Several company running mates were lengthened when the new waterway opened but Coniscliffe Hall was not among them. It continued in service until tying up at Kingston on Sept. 28, 1971. The ship remained idle there until clearing under its own power on Oct. 15, 1973. The destination was Port Colborne at the southern end of the Welland Canal, in the Niagara Region of Southern Ontario.
In 1913, 82 years ago, the first well was drilled in Lake Erie. The well was located 320 feet offshore in Romney Township in Kent County in Southern Ontario, Canada. Technology had changed since 1913 from the wooden drilling towers installed at some 300 ft. from shore and shallow water jackups were brought to the lake.
Coniscliffe Hall was refitted and, on May 12, 1975, was renamed Telesis by Underwater Gas Developers. The small drillship became the replacement for the Nordrill jackup and began drilling on the lake. Due to its ability to drill in water depths of up to 225 ft, the vessel had an advantage over the jackups of that time. The vessel worked the summer months on Lake Erie and, when not in use, the blue-hulled barge was usually moored in Port Colborne
The name of the drillship was changed to Louis J. Goulet in 1998 and became part of Pembina Exploration Ltd. It spent its idle time at Port Maitland on the North shore of Lake Erie, but was sold to Bahamas Oil in 2000. Louis J. Goulet departed Port Colborne, under tow, on Oct. 5, 2001 and went south for exploratory well drilling off Walker’s Cay, the northernmost island in the Bahamas.

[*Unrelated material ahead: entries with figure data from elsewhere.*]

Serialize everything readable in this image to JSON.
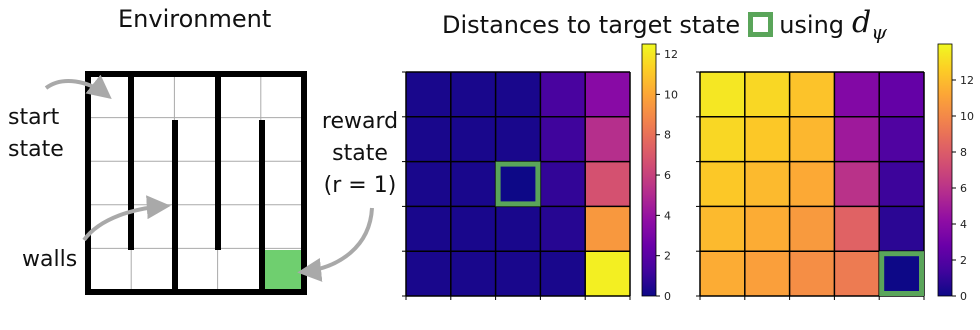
{
  "left": {
    "title": "Environment",
    "labels": {
      "start": [
        "start",
        "state"
      ],
      "reward": [
        "reward",
        "state",
        "(r = 1)"
      ],
      "walls": "walls"
    },
    "reward_color": "#6fcf6f",
    "grid_rows": 5,
    "grid_cols": 5
  },
  "right": {
    "title_prefix": "Distances to target state",
    "title_suffix": "using",
    "math_symbol": "d",
    "math_subscript": "ψ",
    "target_box_color": "#5aa55a"
  },
  "chart_data": [
    {
      "type": "heatmap",
      "rows": 5,
      "cols": 5,
      "values": [
        [
          0.3,
          0.3,
          0.3,
          1.5,
          3.5
        ],
        [
          0.3,
          0.3,
          0.3,
          1.2,
          5.2
        ],
        [
          0.3,
          0.3,
          0.0,
          0.9,
          6.7
        ],
        [
          0.3,
          0.3,
          0.3,
          0.6,
          9.5
        ],
        [
          0.3,
          0.3,
          0.3,
          0.3,
          12.2
        ]
      ],
      "target_cell": [
        2,
        2
      ],
      "colorbar": {
        "min": 0,
        "max": 12.5,
        "ticks": [
          0,
          2,
          4,
          6,
          8,
          10,
          12
        ]
      },
      "colormap": "plasma"
    },
    {
      "type": "heatmap",
      "rows": 5,
      "cols": 5,
      "values": [
        [
          13.4,
          12.9,
          12.2,
          3.7,
          2.6
        ],
        [
          12.9,
          12.4,
          11.8,
          4.8,
          1.9
        ],
        [
          12.4,
          11.9,
          11.3,
          6.0,
          1.3
        ],
        [
          11.9,
          11.4,
          10.7,
          8.3,
          0.8
        ],
        [
          11.4,
          10.9,
          10.2,
          9.4,
          0.0
        ]
      ],
      "target_cell": [
        4,
        4
      ],
      "colorbar": {
        "min": 0,
        "max": 14,
        "ticks": [
          0,
          2,
          4,
          6,
          8,
          10,
          12
        ]
      },
      "colormap": "plasma"
    }
  ]
}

Listed as Liberty Hunter later in the year, this name may not have been painted on the hull before the ship broke loose during hurricane Wilma in October 2005 after only limited service and landed on a reef as a total loss.
From there, the elements took over and the aging hull gradually succumbed to the ravages of rust and wear near South Man-O-War channel. The superstructure was later cut down to the waterline, and all that remains of the former lakes trader rests in shallow water at the site.